Russell brings back Steel’s former partner, DS Ian Peterson, in his own series in Cold Sacrifice. Still adjusting to marriage and thinking he may have made a mistake, Peterson’s newest case will take him away from his bride more than ever when three dead bodies pile up quickly. When the first victim, a middle-class housewife, is found stabbed in a nearby park, her husband comes under suspicions, but is soon cleared. That is, until the prostitute who gave him an alibi turns up dead, followed soon by the murder of another prostitute. Peterson will have his hands full trying to placate his wife at home while devoting his time to unearthing a killer.
The husband and wife duo of Nicci French have a winner in the Frieda Klein series. Waiting for Wednesday finds a weakened Frieda recuperating from the events that ended Tuesday’s Gone and have left her with physical and emotional wounds. Then DCI Karlsson asked her insights when a health visitor and mother of three is found dead in her home, the victim of a horrific attack. When her niece befriends one of the teens left motherless, Frieda finds the answers may lie closer to home than she thinks. And she’s very aware of her own teeming emotions and fragility, which affects her impulsive actions on several fronts. Another satisfying entry in the series.
New to Auntie M but not new to Swedish fans everywhere, Kjell Eriksson’s Ann Lindell series brings the fifth entry, Black Lies, Red Blood. With an interesting protagonist, the female police inspector finds her newest case coming too close to home, when the journalist she’s been having an affair with is implicated in the murder of a homeless man. After his disappearance, Ann must decide if the man she’s fallen in love with could be a killer, while keeping the news of their relationship from her colleagues as she searches for another explanation. Filled with psychological and descriptive details.

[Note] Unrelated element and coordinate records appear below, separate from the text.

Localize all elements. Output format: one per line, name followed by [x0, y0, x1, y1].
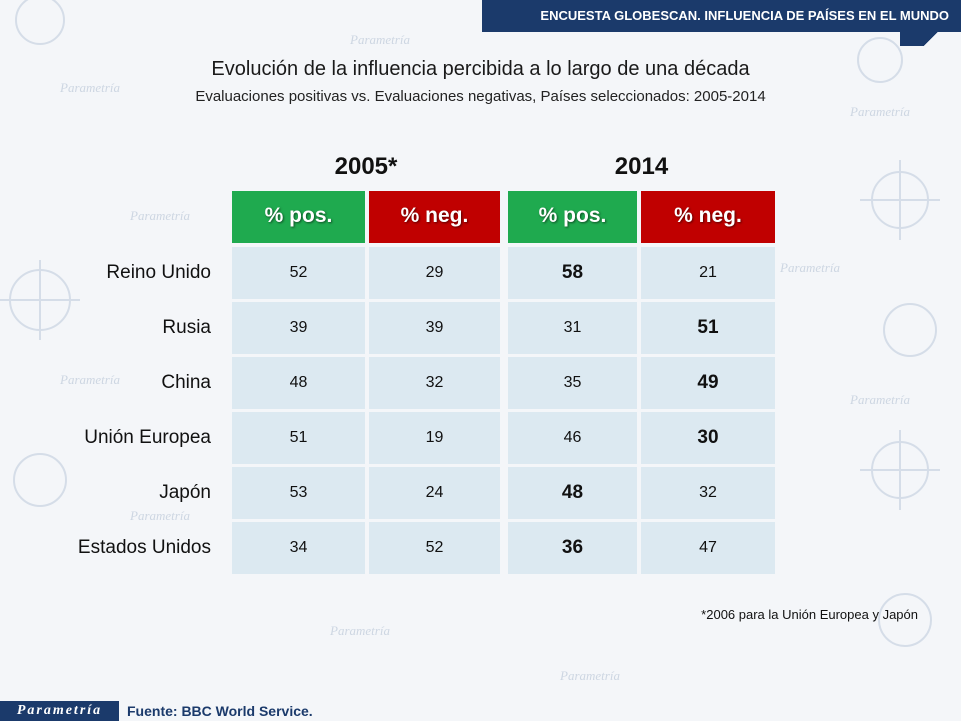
negative-column-header-2014: % neg.: [641, 191, 775, 243]
table-cell: 19: [369, 412, 500, 464]
chart-subtitle: Evaluaciones positivas vs. Evaluaciones …: [195, 88, 766, 105]
survey-header-label: ENCUESTA GLOBESCAN. INFLUENCIA DE PAÍSES…: [540, 8, 949, 23]
source-note: Fuente: BBC World Service.: [127, 703, 313, 719]
table-cell: 51: [232, 412, 365, 464]
row-label: China: [161, 372, 211, 393]
table-cell: 39: [232, 302, 365, 354]
positive-column-header-2014: % pos.: [508, 191, 637, 243]
table-cell: 34: [232, 522, 365, 574]
table-cell: 35: [508, 357, 637, 409]
table-cell: 39: [369, 302, 500, 354]
year-heading-1: 2005*: [334, 153, 398, 180]
chart-title: Evolución de la influencia percibida a l…: [211, 58, 750, 80]
row-label: Estados Unidos: [77, 537, 211, 558]
table-cell: 32: [641, 467, 775, 519]
header-band: [482, 0, 961, 32]
svg-text:Parametría: Parametría: [849, 104, 910, 119]
table-cell: 36: [508, 522, 637, 574]
negative-column-header-2005: % neg.: [369, 191, 500, 243]
svg-text:Parametría: Parametría: [849, 392, 910, 407]
table-cell: 32: [369, 357, 500, 409]
svg-text:Parametría: Parametría: [779, 260, 840, 275]
header-band-tail: [900, 32, 961, 46]
row-label: Japón: [159, 482, 211, 503]
table-cell: 30: [641, 412, 775, 464]
table-cell: 31: [508, 302, 637, 354]
table-cell: 52: [232, 247, 365, 299]
table-cell: 21: [641, 247, 775, 299]
row-label: Unión Europea: [84, 427, 211, 448]
table-cell: 24: [369, 467, 500, 519]
svg-text:Parametría: Parametría: [349, 32, 410, 47]
table-cell: 48: [508, 467, 637, 519]
table-cell: 58: [508, 247, 637, 299]
svg-text:Parametría: Parametría: [329, 623, 390, 638]
table-cell: 53: [232, 467, 365, 519]
table-cell: 52: [369, 522, 500, 574]
row-label: Rusia: [162, 317, 211, 338]
table-cell: 49: [641, 357, 775, 409]
table-cell: 47: [641, 522, 775, 574]
footnote: *2006 para la Unión Europea y Japón: [701, 607, 918, 622]
table-cell: 48: [232, 357, 365, 409]
parametria-logo: Parametría: [0, 701, 119, 721]
row-label: Reino Unido: [106, 262, 211, 283]
positive-column-header-2005: % pos.: [232, 191, 365, 243]
table-cell: 46: [508, 412, 637, 464]
svg-text:Parametría: Parametría: [559, 668, 620, 683]
year-heading-2: 2014: [614, 153, 669, 180]
table-cell: 51: [641, 302, 775, 354]
table-cell: 29: [369, 247, 500, 299]
svg-text:Parametría: Parametría: [129, 208, 190, 223]
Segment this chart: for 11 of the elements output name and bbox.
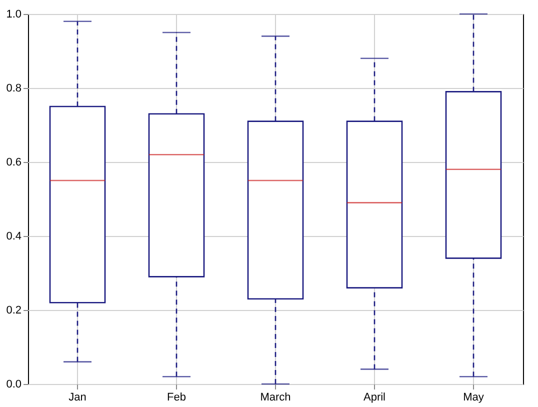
x-tick-label: Jan bbox=[68, 392, 86, 404]
x-tick-label: May bbox=[463, 392, 484, 404]
y-tick-label: 0.2 bbox=[6, 304, 22, 316]
y-tick-label: 0.0 bbox=[6, 378, 22, 390]
x-tick-label: April bbox=[363, 392, 386, 404]
x-tick-label: March bbox=[260, 392, 291, 404]
y-tick-label: 0.8 bbox=[6, 82, 22, 94]
y-tick-label: 0.6 bbox=[6, 156, 22, 168]
y-tick-label: 0.4 bbox=[6, 230, 22, 242]
y-tick-label: 1.0 bbox=[6, 8, 22, 20]
x-tick-label: Feb bbox=[167, 392, 186, 404]
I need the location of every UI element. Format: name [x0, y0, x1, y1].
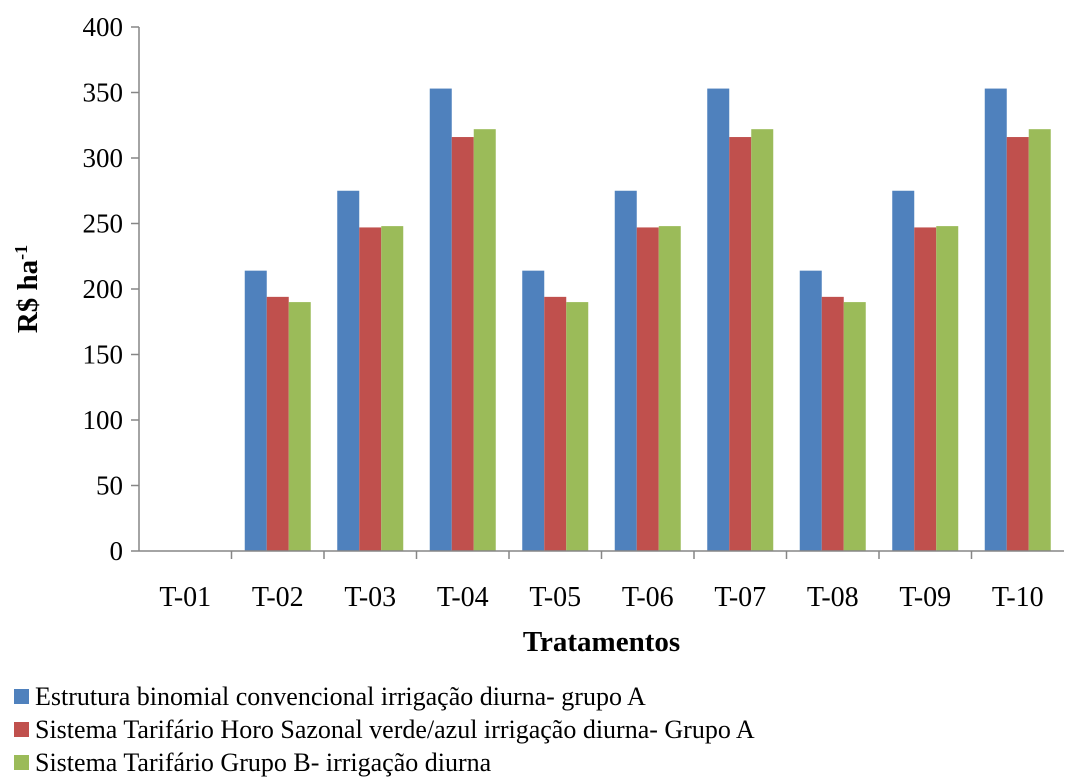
y-axis-title: R$ ha-1 [11, 245, 44, 333]
bars-layer [244, 88, 1051, 552]
bar-series-1-T-05 [522, 270, 545, 551]
x-tick-label: T-06 [622, 582, 674, 613]
bar-series-1-T-04 [429, 88, 452, 551]
legend-swatch [14, 755, 29, 770]
y-tick-label: 0 [110, 536, 124, 566]
legend: Estrutura binomial convencional irrigaçã… [14, 680, 755, 779]
x-tick-label: T-09 [899, 582, 951, 613]
x-tick-label: T-08 [807, 582, 859, 613]
bar-series-2-T-10 [1006, 137, 1029, 552]
bar-series-2-T-06 [636, 227, 659, 551]
y-tick-label: 200 [83, 274, 124, 304]
legend-label: Sistema Tarifário Grupo B- irrigação diu… [35, 748, 492, 777]
y-tick-label: 250 [83, 209, 124, 239]
bar-series-3-T-03 [381, 226, 404, 551]
y-tick-label: 150 [83, 340, 124, 370]
x-tick-label: T-07 [714, 582, 766, 613]
bar-series-1-T-07 [707, 88, 730, 551]
bar-series-2-T-08 [821, 296, 844, 551]
x-tick-label: T-05 [529, 582, 581, 613]
bar-series-3-T-02 [288, 302, 311, 551]
y-axis-title-main: R$ ha [12, 259, 44, 333]
legend-swatch [14, 689, 29, 704]
bar-series-2-T-03 [359, 227, 382, 551]
legend-label: Estrutura binomial convencional irrigaçã… [35, 682, 646, 711]
bar-series-1-T-02 [244, 270, 267, 551]
bar-series-2-T-04 [451, 137, 474, 552]
x-tick-label: T-02 [252, 582, 304, 613]
bar-series-2-T-09 [914, 227, 937, 551]
x-ticks: T-01 T-02 T-03 T-04 T-05 T-06 T-07 T-08 T-09 T-10 [159, 551, 1044, 613]
bar-series-1-T-06 [614, 190, 637, 551]
bar-series-2-T-02 [266, 296, 289, 551]
y-axis-title-superscript: -1 [11, 245, 31, 260]
legend-item-1: Estrutura binomial convencional irrigaçã… [14, 680, 755, 713]
y-tick-label: 400 [83, 12, 124, 42]
x-axis-title: Tratamentos [523, 626, 680, 658]
y-tick-label: 50 [96, 471, 123, 501]
legend-item-3: Sistema Tarifário Grupo B- irrigação diu… [14, 746, 755, 779]
x-tick-label: T-01 [159, 582, 211, 613]
bar-series-1-T-03 [337, 190, 360, 551]
bar-series-2-T-07 [729, 137, 752, 552]
y-ticks: 0 50 100 150 200 250 300 350 400 [83, 12, 139, 566]
x-tick-label: T-03 [344, 582, 396, 613]
legend-swatch [14, 722, 29, 737]
x-tick-label: T-04 [437, 582, 489, 613]
y-tick-label: 300 [83, 143, 124, 173]
bar-series-3-T-10 [1028, 129, 1051, 551]
bar-series-3-T-05 [566, 302, 589, 551]
bar-series-1-T-10 [984, 88, 1007, 551]
x-tick-label: T-10 [992, 582, 1044, 613]
bar-series-1-T-09 [892, 190, 915, 551]
bar-series-3-T-06 [658, 226, 681, 551]
legend-item-2: Sistema Tarifário Horo Sazonal verde/azu… [14, 713, 755, 746]
bar-series-1-T-08 [799, 270, 822, 551]
bar-series-3-T-09 [936, 226, 959, 551]
bar-series-3-T-04 [473, 129, 496, 551]
y-tick-label: 350 [83, 78, 124, 108]
legend-label: Sistema Tarifário Horo Sazonal verde/azu… [35, 715, 755, 744]
bar-series-3-T-07 [751, 129, 774, 551]
y-tick-label: 100 [83, 405, 124, 435]
bar-series-3-T-08 [843, 302, 866, 551]
bar-series-2-T-05 [544, 296, 567, 551]
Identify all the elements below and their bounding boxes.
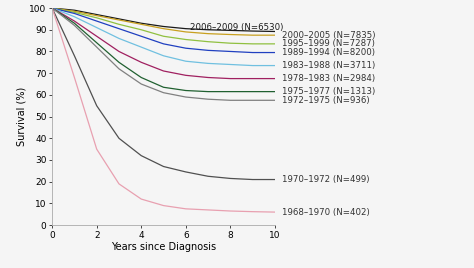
Text: 1968–1970 (N=402): 1968–1970 (N=402) [282,208,370,217]
X-axis label: Years since Diagnosis: Years since Diagnosis [111,243,216,252]
Text: 1972–1975 (N=936): 1972–1975 (N=936) [282,96,370,105]
Text: 1970–1972 (N=499): 1970–1972 (N=499) [282,175,369,184]
Y-axis label: Survival (%): Survival (%) [17,87,27,146]
Text: 1989–1994 (N=8200): 1989–1994 (N=8200) [282,48,375,57]
Text: 1983–1988 (N=3711): 1983–1988 (N=3711) [282,61,375,70]
Text: 1995–1999 (N=7287): 1995–1999 (N=7287) [282,39,375,48]
Text: 1975–1977 (N=1313): 1975–1977 (N=1313) [282,87,375,96]
Text: 1978–1983 (N=2984): 1978–1983 (N=2984) [282,74,375,83]
Text: 2006–2009 (N=6530): 2006–2009 (N=6530) [190,23,283,32]
Text: 2000–2005 (N=7835): 2000–2005 (N=7835) [282,31,375,40]
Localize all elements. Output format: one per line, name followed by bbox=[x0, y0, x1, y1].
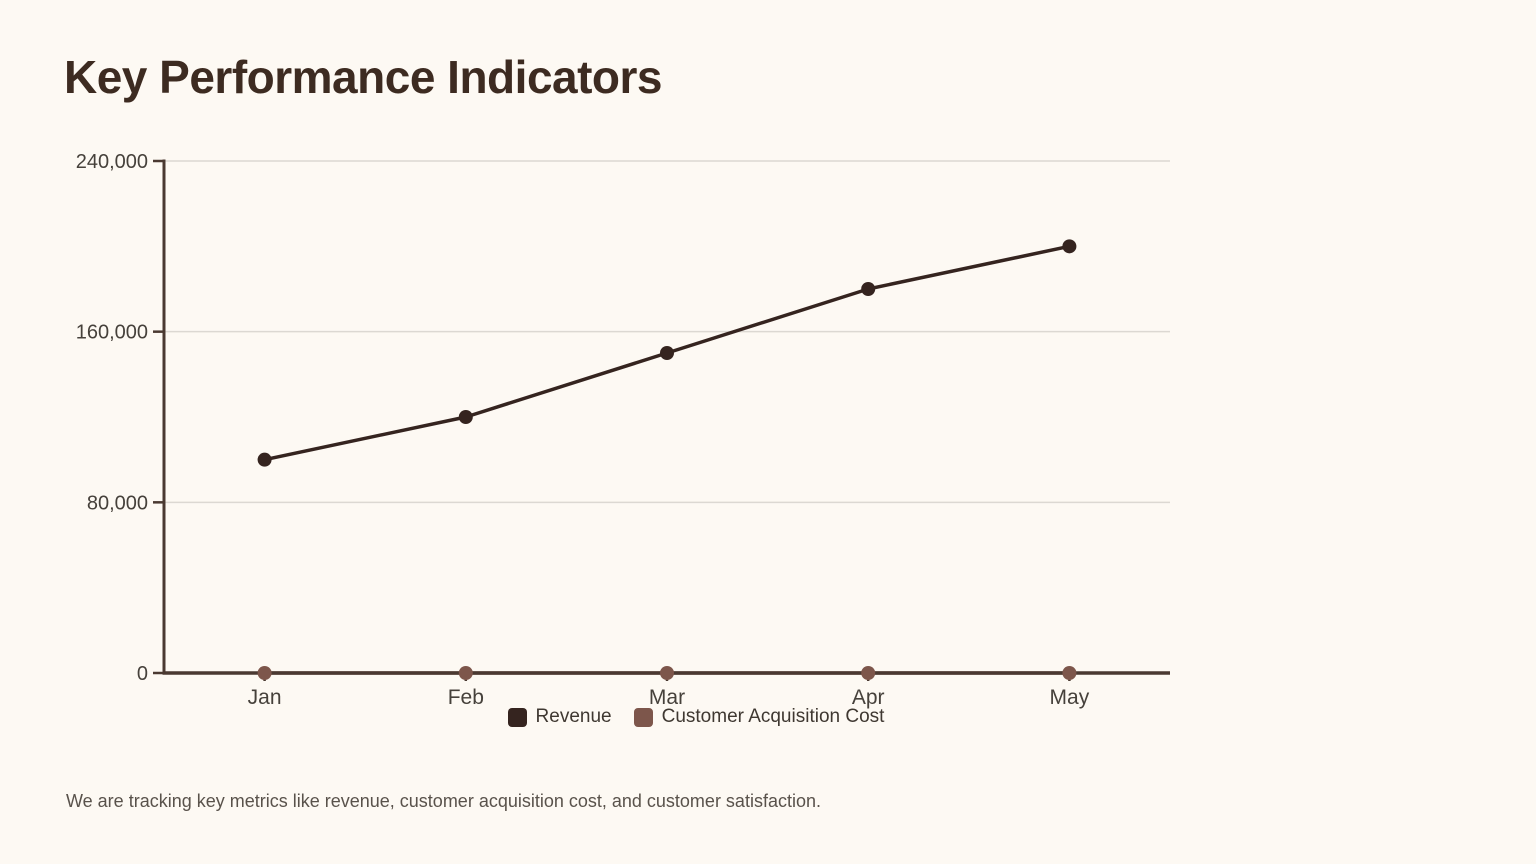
data-point-series-0 bbox=[660, 346, 674, 360]
x-tick-label: Feb bbox=[448, 686, 484, 709]
cac-swatch-icon bbox=[633, 707, 653, 727]
y-tick-label: 80,000 bbox=[87, 492, 148, 514]
chart-legend: Revenue Customer Acquisition Cost bbox=[184, 706, 1208, 728]
data-point-series-1 bbox=[861, 666, 876, 680]
data-point-series-0 bbox=[458, 410, 473, 424]
legend-item-cac: Customer Acquisition Cost bbox=[633, 706, 885, 728]
x-tick-label: May bbox=[1050, 686, 1090, 709]
y-tick-label: 160,000 bbox=[76, 322, 148, 344]
data-point-series-0 bbox=[1062, 239, 1077, 254]
x-tick-label: Apr bbox=[852, 686, 885, 709]
footer-note: We are tracking key metrics like revenue… bbox=[66, 791, 821, 811]
legend-label-cac: Customer Acquisition Cost bbox=[661, 706, 885, 727]
data-point-series-1 bbox=[1062, 666, 1077, 680]
x-tick-label: Jan bbox=[248, 686, 282, 709]
y-tick-label: 0 bbox=[137, 663, 148, 685]
y-tick-label: 240,000 bbox=[76, 151, 148, 173]
data-point-series-0 bbox=[861, 282, 876, 296]
legend-label-revenue: Revenue bbox=[535, 706, 612, 727]
data-point-series-1 bbox=[458, 666, 473, 680]
data-point-series-0 bbox=[257, 452, 272, 467]
x-tick-label: Mar bbox=[649, 686, 685, 709]
data-point-series-1 bbox=[257, 666, 272, 680]
revenue-swatch-icon bbox=[507, 707, 527, 727]
page-title: Key Performance Indicators bbox=[64, 51, 663, 103]
data-point-series-1 bbox=[660, 666, 674, 680]
legend-item-revenue: Revenue bbox=[507, 706, 612, 728]
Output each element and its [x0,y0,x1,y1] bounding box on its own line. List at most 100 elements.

Stephen Booth’s wonderful Fry and Cooper series returns with Kill Call,this time exploring the world of hunting and horses.
The case presents in a strange way, when on a rainy Derbyshire moor, hounds from the local foxhunt find the body of a well-dressed man whose head has been crushed. Yet an anonymous caller has reported the same body lying half a mile away.
DS Diane Fry and DC Ben Cooper investigate and find themselves embroiled in the violent world of hunting and the saboteurs against it, Throw in horse theft and a connection to the meat trade and you have a mystery. Fry tries to unwind the complex and shady business interests of the murder victim, while Cooper decided that the answer to the case just might lie deep in the past.
History is everywhere around him in the Peak District landscape — particularly in the ‘plague village’ of Eyam, where an outbreak of Black Death has been turned into a modern-day tourist attraction. Cooper can’t ignore the instinct that tells him this is at the heart of the case.
New in paperback and in ebook from Witness Impulse, one of the slower-paced books in the series but nonetheless with an interesting and arresting case to follow.
Also from Witness Impulse, the 10th Ben Cooper/Diane Fry Booth, Lost River; previously reviewed. This strong entry in the popular Peak District series revolves around a May Bank Holiday ruined by the tragic drowning of an eight-year-old girl in picturesque Dovedale. For DC Ben Cooper, a helpless witness to the tragedy, the incident is not only traumatic, but leads him to become involved in the tangled lives of the Neilds, the dead girl’s family.
Cooper begins to suspect that one of them is harbouring a secret – a secret that the whole family might be willing to cover up. DS Diane Fry finds herself drawn into an investigation of her own among the inner-city streets of Birmingham, and quickly Fry realises there is only one person she can rely on to provide the help she needs, and that’s Ben Cooper.